2. Mood charting can be very useful for people who are trying to establish a
pattern of changes in their mood and energy over time. As you know, there are
several different versions of "mood charts" out there. Your hospital is using
one, as you describe. He might have been referring to the electronic one on my
website, or the paper version. I have met several doctors who are really quite
religious about requiring patients to keep these records. Because I have the
luxury of spending quite a bit of time talking with my patients, compared to
many doctors, I have tended not to use these on a regular basis, but instead
when we are watching for some pattern of change, or the absence thereof.
3.As for thoughts about suicide in bipolar disorder: you are correct again that
mixed states have a higher likelihood of producing suicidal thinking.

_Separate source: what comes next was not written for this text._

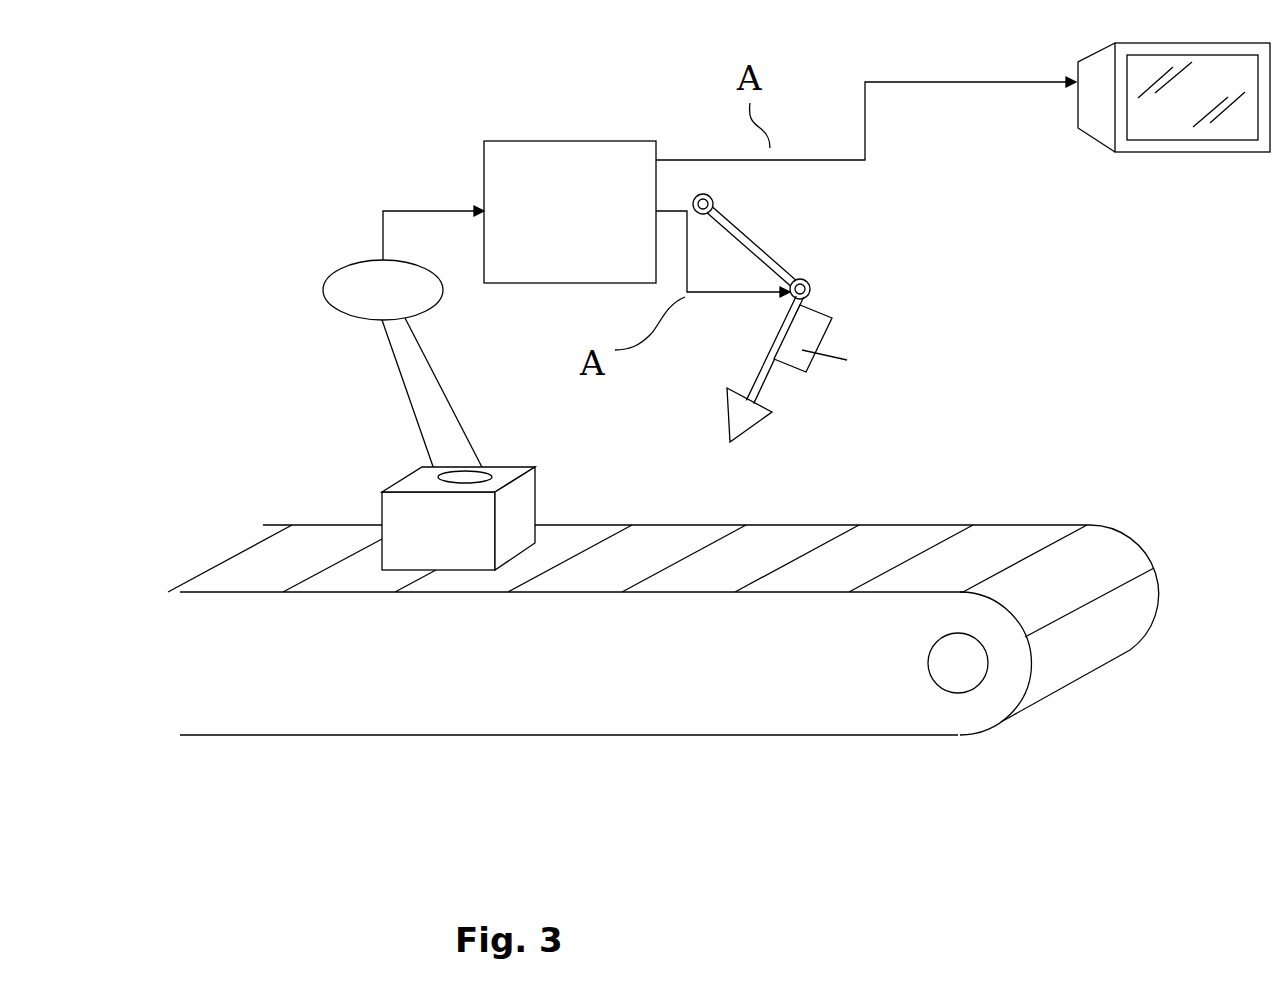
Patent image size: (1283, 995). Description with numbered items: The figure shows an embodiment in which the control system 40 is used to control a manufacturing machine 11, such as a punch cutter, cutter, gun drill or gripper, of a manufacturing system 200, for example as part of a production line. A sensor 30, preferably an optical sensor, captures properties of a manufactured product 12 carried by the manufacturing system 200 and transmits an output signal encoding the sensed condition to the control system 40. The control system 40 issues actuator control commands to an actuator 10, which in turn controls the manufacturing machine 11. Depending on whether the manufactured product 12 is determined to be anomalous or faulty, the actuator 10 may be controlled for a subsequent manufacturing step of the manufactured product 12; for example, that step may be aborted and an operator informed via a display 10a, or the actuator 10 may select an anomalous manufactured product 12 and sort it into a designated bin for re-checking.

In some
respects, this is just intuitively obvious: depression itself is bad enough, but
depression combined with a very agitated state of mind, with intense, incessant
and unavoidable thoughts about how bad things are -- indeed about how bad the
person him or herself is, often -- can lead to a very high risk of suicidal
And you are right also in describing one of the ways that people can cope with
these thoughts, namely by recognizing them as a symptom, not a reality such as
they present themselves to be. For example, "my life is a disaster, it will
never get better" is very likely to be a moot-dependent thought that shows up
during phases of depression. If people can recognize it as such, and handle it
just as you describe, the thought loses a lot of its power. Nevertheless, I try
to remember what it might be like to be living with those kinds of thoughts on
one's head, especially when they are incessant, and rapid, and seemingly
inescapable. Under those circumstances, the "sidestep" maneuver you describe can
be very difficult, and very frustrating, to have to employ it over and over
At that point, we are fortunate to have medications that can very quickly
attenuate that kind of thinking (though not without some significant side
effects and risks in many cases, unfortunately). I think mood experts are
recognizing more and more than antidepressants can actually induce this kind of
agitated depressive thinking, which opens another potential strategy if an
antidepressant is in place when this kind of thing is happening, namely tapering
the antidepressant (I think we are learning slowly that "paper" is the key word
here: yanking the antidepressant out under these circumstances can keep things
from settling down, or make them worse sometimes, ironically.
As for tracking suicidal thinking in particular, it is certainly highly
appropriate in your hospital setting, as that is often one of the markers for
improvements sufficient to allow a patient to get back into his or her outside
life. For our patients, there is actually sort of a trade-off in monitoring for
suicidal thinking: when it is not a safety issue, I think some patients find it
tiresome to be asked about it. This is particularly so in people who have
thoughts about suicide in the background much of the time: in some such
patients, I have found it useful to focus on working toward the future, and on
progress in changes that make such thinking less likely. So, to answer your
question, this too needs to be individualized, at least for people who are not
in the hospital.
Thank you for your questions and your comments.